A partir de l'expérience du Puy-de-Dôme, en septembre 1648, (Premières inspirations), on comprit que le baromètre pourrait servir tout à la fois à mesurer les altitudes au-dessus du niveau de la mer, et à constater les variations que la pression ou le poids de l'atmosphère éprouve sur différents points de la surface du globe. Le premier usage a fait du baromètre un auxiliaire de la géodésie, le second de la météorologie. 

Mesures barométriques d'altitudes.
L'expérience célèbre de Pascal montre que la hauteur barométrique est une fonction de l'altitude du baromètre au-dessus du niveau de la mer; il en résulte que l'on pourra déterminer l'altitude d'un lieu si l'on connaît cette fonction et la hauteur barométrique en ce lieu. Mariotte posa le premier la question de savoir comment décroissent les pressions quand on s'élève dans l'atmosphère, et comment on peut déduire de deux observations faites à des hauteurs différentes, par exemple au pied et au sommet d'une montagne, la différence des niveaux des deux stations. Il admit, d'après des observations fort défectueuses d'ailleurs, que pour chaque 63 pieds (1 pied = 32,4 cm) d'élévation dans les couches atmosphériques, le baromètre s'abaisse d'une ligne (= 2,1166 mm), et il essaya d'en déduire le coefficient du rapport du poids de l'air à celui du mercure.
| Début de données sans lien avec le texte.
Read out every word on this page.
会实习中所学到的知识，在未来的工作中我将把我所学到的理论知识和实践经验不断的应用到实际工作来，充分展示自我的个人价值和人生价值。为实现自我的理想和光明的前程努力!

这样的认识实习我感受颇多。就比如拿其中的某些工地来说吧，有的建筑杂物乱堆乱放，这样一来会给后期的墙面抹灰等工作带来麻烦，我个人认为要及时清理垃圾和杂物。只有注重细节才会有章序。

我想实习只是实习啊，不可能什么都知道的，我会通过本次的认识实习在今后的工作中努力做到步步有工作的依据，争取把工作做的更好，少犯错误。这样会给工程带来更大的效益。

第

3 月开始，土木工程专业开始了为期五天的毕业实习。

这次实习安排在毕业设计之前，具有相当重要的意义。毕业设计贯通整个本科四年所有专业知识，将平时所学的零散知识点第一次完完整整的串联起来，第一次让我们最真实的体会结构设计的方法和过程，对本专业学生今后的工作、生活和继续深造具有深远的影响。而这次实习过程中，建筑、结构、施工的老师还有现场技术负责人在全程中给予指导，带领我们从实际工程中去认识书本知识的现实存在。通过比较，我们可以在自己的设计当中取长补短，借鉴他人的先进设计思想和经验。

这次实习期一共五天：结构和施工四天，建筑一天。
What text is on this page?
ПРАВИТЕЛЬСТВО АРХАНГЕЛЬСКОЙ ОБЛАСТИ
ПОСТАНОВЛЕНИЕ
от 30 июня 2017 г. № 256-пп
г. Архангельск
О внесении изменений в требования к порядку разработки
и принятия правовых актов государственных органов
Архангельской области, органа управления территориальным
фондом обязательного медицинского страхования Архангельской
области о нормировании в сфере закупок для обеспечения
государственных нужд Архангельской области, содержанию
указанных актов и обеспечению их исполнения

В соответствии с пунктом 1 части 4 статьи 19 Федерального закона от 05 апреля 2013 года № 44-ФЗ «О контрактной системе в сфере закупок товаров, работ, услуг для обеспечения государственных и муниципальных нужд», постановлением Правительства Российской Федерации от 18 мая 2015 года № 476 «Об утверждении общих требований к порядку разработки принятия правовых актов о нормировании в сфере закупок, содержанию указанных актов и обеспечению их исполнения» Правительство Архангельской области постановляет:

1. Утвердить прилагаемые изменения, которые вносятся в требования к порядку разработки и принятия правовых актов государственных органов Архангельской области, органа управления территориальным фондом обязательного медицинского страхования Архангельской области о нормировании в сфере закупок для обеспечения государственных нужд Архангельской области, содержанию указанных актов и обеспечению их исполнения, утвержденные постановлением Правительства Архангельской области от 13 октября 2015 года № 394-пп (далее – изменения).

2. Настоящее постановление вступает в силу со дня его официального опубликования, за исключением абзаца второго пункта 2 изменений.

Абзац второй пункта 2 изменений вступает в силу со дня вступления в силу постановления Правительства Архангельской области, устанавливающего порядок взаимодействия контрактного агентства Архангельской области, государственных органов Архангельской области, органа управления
Voici comment Mariotte procédait, en employant d'abord une observation hypsométrique de D. Cassini

« Cassini prit, dit-il, la hauteur d'une montagne de Provence, qui est sur le bord de la mer, et il la trouva de 1070 pieds. Le mercure dont il se servait était à 28 pouces au plus bas lieu, et au sommet de la montagne il se trouva descendu de 26 lignes et un tiers. Or, si l'on suppose 63 pieds pour une ligne, comme on l'a observé deux fois dans l'Observatoire, et que l'air pesât 28 pouces de mercure au temps de son observation au bas de la montagne, et qu'on divise tout l'air en 336 (nombre de lignes donné par 28 pouces) parties d'égale pesanteur, chaque division pèsera une ligne de mercure, et par conséquent la première sera de 63 pieds de hauteur. »
Raisonnant ensuite dans l'hypothèse que les couches atmosphériques sont d'une température constante et qu'elles diminuent de densité, en allant le bas en haut, suivant la loi énoncée par Mariotte, ce physicien ajoute :
« Pour la facilité du calcul, je prends 60 pieds d'air pour une ligne de mercure, et je divise toute l'atmosphère en 4032 divisions, chacune d'un poids égal ou d'une même quantité de matière, quoique diversement dilatées suivant leurs différentes élévations. Je suppose que dans le lieu où l'on commence l'observation, les baromètres s'élèvent à 28 pouces seulement, qui sont 336 lignes, et multipliant ces 336 lignes par 12, le produit est 4032, qui est le nombre des divisions que je donne à l'air (atmosphère), chacune desquelles sera d'un 12e de ligne, et parce que 60 pieds par supposition tout une ligne au plus bas, 5 pieds feront un 12e de ligne; donc la première division sera de 5 pieds; et parce que depuis la terre jusqu'à la moitié de l'atmosphère il y a 2016 ou 4032/2 divisions, l'air y doit être deux fois plus raréfié, à cause qu'il ne soutient que la moitié du poids de l'atmosphère; cette 2016e partie aura 10 pieds d'étendue, et les divisions vont toujours en croissant proportionnellement (suivant une progression géométrique). On pourra savoir l'augmentation de chacune par les règles dont on se sert pour trouver les logarithmes. Mais comme la somme des progressions géométriques ne diffère guère de la somme qu'on trouverait en prenant ces progressions selon la proportion arithmétique, je fais ici le calcul suivant cette dernière proportion, et pour avoir la somme je prends 7,5 , moyen arithmétique entre 5 et 10, que je multiplie par 2016; le produit, 15 120 pieds sera toute l'étendue de l'air depuis le lieu de l'observation jusqu'à la moitié de l'air en pesanteur (atmosphère), c'est-à-dire jusqu'à la 2016e division, et toute cette étendue pèsera autant de 14 pouces de mercure, ou 168 lignes. Or, 15 120 pieds font un peu plus que les 5 quarts d'une lieue française [1 lieue = 4444 m]. On suppose, pour la facilité du calcul, que chaque division de 5 pieds a toutes ses parties également étendues, quoique celles du cinquième pied soient un peu plus dilatées que celles du premier; mais cette différence est comme insensible et changerait peu le calcul.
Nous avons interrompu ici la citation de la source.